Cabinet Secretary for Housing and Local Government
- In office 17 July 2024 – 12 May 2026
- First Minister: Vaughan Gething Eluned Morgan
- Preceded by: Julie James
- Succeeded by: Siân Gwenllian

Minister for Mental Health and Early Years
- In office 21 March 2024 – 17 July 2024
- First Minister: Vaughan Gething
- Preceded by: Lynne Neagle
- Succeeded by: Sarah Murphy

Member of the Senedd for Casnewydd Islwyn
- Incumbent
- Assumed office 8 May 2026

Member of the Senedd for Newport West
- In office 7 May 2016 – 7 May 2026
- Preceded by: Dame Rosemary Butler
- Succeeded by: Seat Abolished
- Majority: 3,906 (13.2%)

Personal details
- Born: Newport, Wales
- Party: Welsh Labour
- Education: Keele University
- Profession: Politician

= Jayne Bryant =

Welsh Labour politician and Member of the Senedd for Newport West

Jayne Bryant is a Welsh Labour Party politician who has represented the Casnewydd Islwyn constituency since May 2026. She previously represented the Newport West in the Senedd from 2016 to 2026. Previously, she has served as Cabinet Secretary for Housing and Local Government from July 2024 to May 2026.

==Background==
Bryant was born in the Royal Gwent Hospital in Newport.
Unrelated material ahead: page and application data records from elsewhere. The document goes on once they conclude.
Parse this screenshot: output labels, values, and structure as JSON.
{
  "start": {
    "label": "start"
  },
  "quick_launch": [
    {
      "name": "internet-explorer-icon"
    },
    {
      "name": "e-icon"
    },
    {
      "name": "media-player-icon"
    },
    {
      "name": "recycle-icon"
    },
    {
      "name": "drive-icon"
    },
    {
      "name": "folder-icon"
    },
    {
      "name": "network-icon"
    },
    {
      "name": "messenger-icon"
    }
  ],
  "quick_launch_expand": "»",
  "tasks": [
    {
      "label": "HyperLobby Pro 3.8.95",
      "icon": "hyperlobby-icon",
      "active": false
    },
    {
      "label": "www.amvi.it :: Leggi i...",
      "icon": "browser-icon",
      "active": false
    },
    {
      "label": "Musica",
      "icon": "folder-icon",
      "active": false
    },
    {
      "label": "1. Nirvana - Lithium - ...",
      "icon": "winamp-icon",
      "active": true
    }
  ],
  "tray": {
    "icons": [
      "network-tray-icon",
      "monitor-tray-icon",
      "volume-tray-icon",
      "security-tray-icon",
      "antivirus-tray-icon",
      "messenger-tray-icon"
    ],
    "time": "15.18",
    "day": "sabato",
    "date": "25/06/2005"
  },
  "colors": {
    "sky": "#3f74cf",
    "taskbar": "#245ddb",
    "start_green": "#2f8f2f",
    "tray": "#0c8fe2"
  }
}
She attended St Julian's Comprehensive School and completed her studies at Keele University, graduating with a degree in History and Politics.

==Political career==
She contested the Wales European Parliament constituency as the second-place candidate on the Labour list in 2014, but was not elected. She was subsequently selected as the Labour candidate for Newport West for the 2016 National Assembly for Wales election and was re-elected in at the 2021 Senedd election. She chaired the Senedd's Standards of Conduct committee from 2016 to 2021.

In 2017 she was one of the founders of the Purple Plaques scheme of public markers for remarkable women who lived in Wales.

Bryant supported Mark Drakeford in the 2018 Welsh Labour leadership election.

In December 2023, Jayne became the Co-Chair of Vaughan Gething's Welsh Labour leadership campaign alongside Ken Skates MS. She was appointed Minister for Mental Health and Early Years in the Gething government on 21 May 2024. After Gething stood down on 17 July 2024, Bryant was promoted to the role of Cabinet Secretary for Housing, Local Government and Planning, replacing Julie James, who had stood down to call for Gething's resignation. Under Gething's successor, Eluned Morgan, as first minister, Bryant retained the role through August, but lost the planning portfolio in Morgan's September 2024 reshuffle.

Bryant was re-elected at the 2026 Senedd election, being elected as the 5th place candidate.